Low code avec Power Apps : ce qui distingue un développeur professionnel d’un “Citizen developer”

Low code avec Power Apps : ce qui distingue un développeur professionnel d’un “Citizen developer”

La promesse de Microsoft est belle ! Les outils de la Power Platform (Power BI, Power Automate et Power Apps) sont utilisables directement par des représentants des équipes, dites “métiers”. Ce sont des utilisateurs du système d’information.
Certains ont un appétit particulier pour la gestion des processus et l’informatique, sans non plus être des geeks ni disposer de compétences de développeur.  Ce profil s’appelle le “Citizen Developer” ou le “Power User” (à la sauce Microsoft). 

Est-ce la fin du métier de développeur ? 

Avant d’être consultant Microsoft 365, j’ai été développeur durant plusieurs années.

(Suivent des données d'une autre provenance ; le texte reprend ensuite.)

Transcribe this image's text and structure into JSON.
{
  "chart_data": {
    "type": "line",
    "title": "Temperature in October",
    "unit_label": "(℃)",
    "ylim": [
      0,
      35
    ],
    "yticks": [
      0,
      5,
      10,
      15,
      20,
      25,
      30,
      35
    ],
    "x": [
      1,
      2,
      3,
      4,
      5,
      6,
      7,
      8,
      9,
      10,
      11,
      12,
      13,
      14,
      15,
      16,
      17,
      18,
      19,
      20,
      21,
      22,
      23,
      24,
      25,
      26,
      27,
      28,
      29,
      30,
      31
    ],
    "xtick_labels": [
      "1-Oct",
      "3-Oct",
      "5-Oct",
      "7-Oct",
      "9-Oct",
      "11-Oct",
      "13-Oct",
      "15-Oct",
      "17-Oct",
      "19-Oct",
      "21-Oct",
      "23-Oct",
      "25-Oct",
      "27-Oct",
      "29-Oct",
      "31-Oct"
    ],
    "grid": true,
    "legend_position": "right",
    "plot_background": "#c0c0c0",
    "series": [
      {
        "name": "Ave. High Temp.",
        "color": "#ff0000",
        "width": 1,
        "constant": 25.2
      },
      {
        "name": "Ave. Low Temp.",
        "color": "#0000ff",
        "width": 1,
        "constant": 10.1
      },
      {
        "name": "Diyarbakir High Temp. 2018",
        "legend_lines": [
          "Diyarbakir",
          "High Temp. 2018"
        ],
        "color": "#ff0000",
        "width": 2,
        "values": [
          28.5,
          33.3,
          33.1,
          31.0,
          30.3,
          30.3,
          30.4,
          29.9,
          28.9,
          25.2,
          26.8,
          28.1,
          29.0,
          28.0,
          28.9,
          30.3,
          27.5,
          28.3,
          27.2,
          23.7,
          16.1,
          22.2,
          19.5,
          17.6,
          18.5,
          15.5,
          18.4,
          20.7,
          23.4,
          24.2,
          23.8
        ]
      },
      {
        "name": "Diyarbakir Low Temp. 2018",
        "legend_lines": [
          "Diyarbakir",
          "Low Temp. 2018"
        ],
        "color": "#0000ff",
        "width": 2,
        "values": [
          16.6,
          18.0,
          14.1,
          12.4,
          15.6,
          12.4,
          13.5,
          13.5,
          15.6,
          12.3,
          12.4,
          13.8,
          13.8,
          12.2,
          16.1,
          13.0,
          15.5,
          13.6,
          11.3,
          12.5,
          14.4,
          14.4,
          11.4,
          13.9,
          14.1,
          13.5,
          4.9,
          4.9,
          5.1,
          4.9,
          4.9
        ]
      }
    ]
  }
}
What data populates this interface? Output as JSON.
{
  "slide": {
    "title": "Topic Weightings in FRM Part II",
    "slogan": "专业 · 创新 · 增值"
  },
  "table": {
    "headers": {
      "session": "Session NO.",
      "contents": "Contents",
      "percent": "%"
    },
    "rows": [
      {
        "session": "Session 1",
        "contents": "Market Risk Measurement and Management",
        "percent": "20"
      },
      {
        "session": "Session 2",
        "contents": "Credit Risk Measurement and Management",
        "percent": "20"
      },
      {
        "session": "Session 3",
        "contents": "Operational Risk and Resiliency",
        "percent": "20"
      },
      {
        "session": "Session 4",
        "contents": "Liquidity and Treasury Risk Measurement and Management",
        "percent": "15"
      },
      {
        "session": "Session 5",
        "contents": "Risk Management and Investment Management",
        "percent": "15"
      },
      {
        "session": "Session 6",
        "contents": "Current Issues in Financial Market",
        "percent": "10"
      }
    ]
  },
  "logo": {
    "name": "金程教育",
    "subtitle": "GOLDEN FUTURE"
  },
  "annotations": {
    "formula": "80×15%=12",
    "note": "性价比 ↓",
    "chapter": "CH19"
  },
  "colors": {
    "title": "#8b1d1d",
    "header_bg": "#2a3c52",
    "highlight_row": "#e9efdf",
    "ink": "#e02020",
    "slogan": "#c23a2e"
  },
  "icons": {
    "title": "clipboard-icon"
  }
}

Et comme tout développeur qui se respecte, j’ai certains réflexes qui sont bien ancrés. Ces réflexes vont parfois à l’inverse de la simplicité, en apparence au moins. Ils nécessitent de l’expérience du développement pour s’acquérir.

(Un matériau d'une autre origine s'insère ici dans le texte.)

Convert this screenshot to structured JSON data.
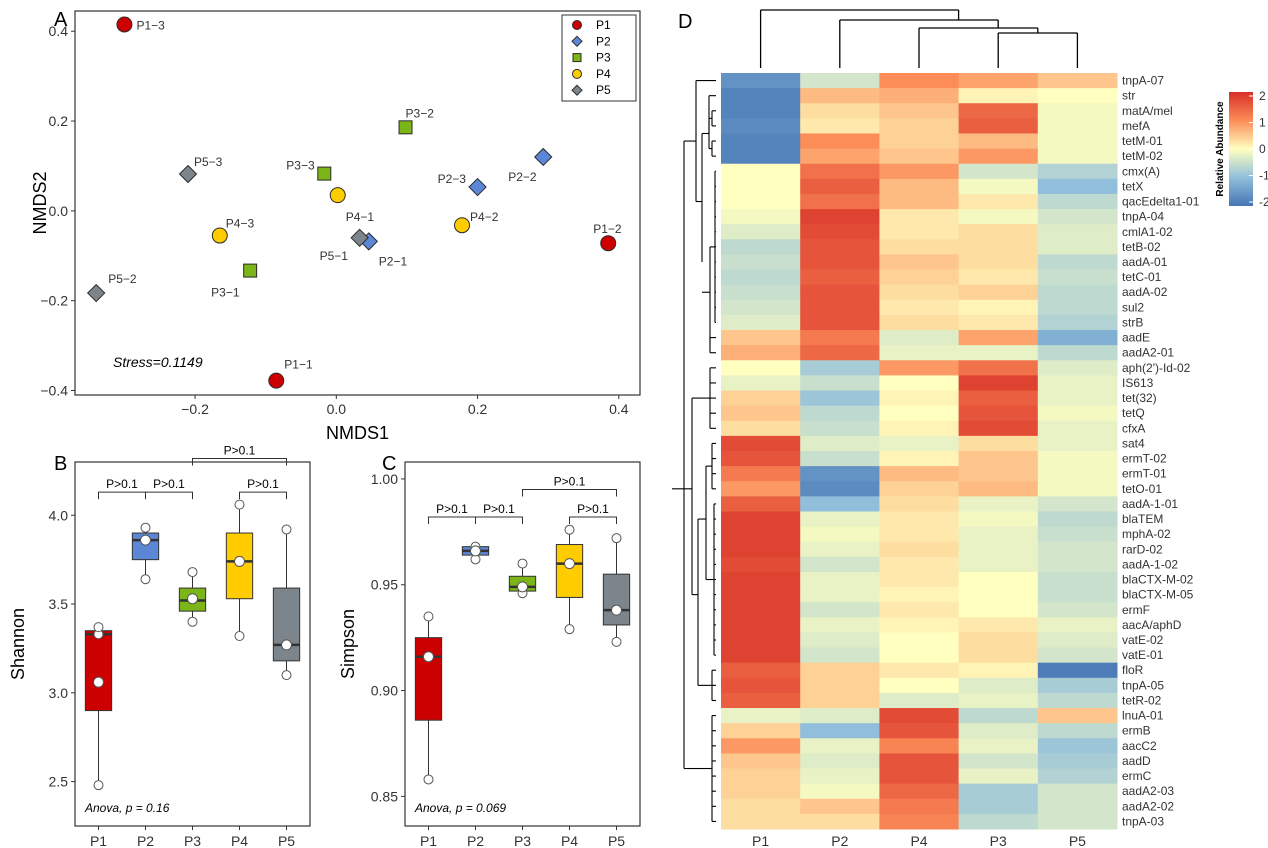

Chez mes clients, je reprends régulièrement des applications Power Apps réalisées par des Power Users. La plupart du temps, ces applications sont globalement fonctionnelles. La promesse de Microsoft du “Citizen Developer” paraît donc tenue ! Cependant, certaines subtilités sont souvent mal maîtrisées… Ce qui peut poser des problèmes, plus ou moins handicapants pour l’évolution et la maintenance des applications Power Platform. Cela crée ce que l’on appelle communément une “dette technique”.

Voici mon top 5 de ces “subtilités”, pourquoi cela pose un problème et comment y remédier :

#1 : Renommer les composants

La première subtilité (et je la rencontre systématiquement) est l’absence de convention de nommage des différents composants. À chaque composant créé, Power Apps génère automatiquement un nom qui permet de le réutiliser dans différentes actions de l’application.

Par exemple : je crée une TextBox. Celle-ci va s’appeler TextBox1. Si j’en crée une deuxième, elle va s’appeler TextBox2, et ainsi de suite.

Si votre application n’a que 5 composants, ce n’est pas un drame de garder les noms par défaut. En revanche, quand vous multipliez les écrans et les composants, cela devient plus complexe pour s’y retrouver et ne pas mélanger tous les composants. Et si vous implémentez des calculs à partir de valeurs de composants, cela devient inévitablement un véritable casse-tête et une usine à bugs.

Un développeur a l’habitude de définir des conventions de nommage* pour avoir un code compréhensible et par conséquent, facilement maintenable.

*NB : la définition d’une convention de nommage s’étend aussi aux différentes variables créées dans les applications.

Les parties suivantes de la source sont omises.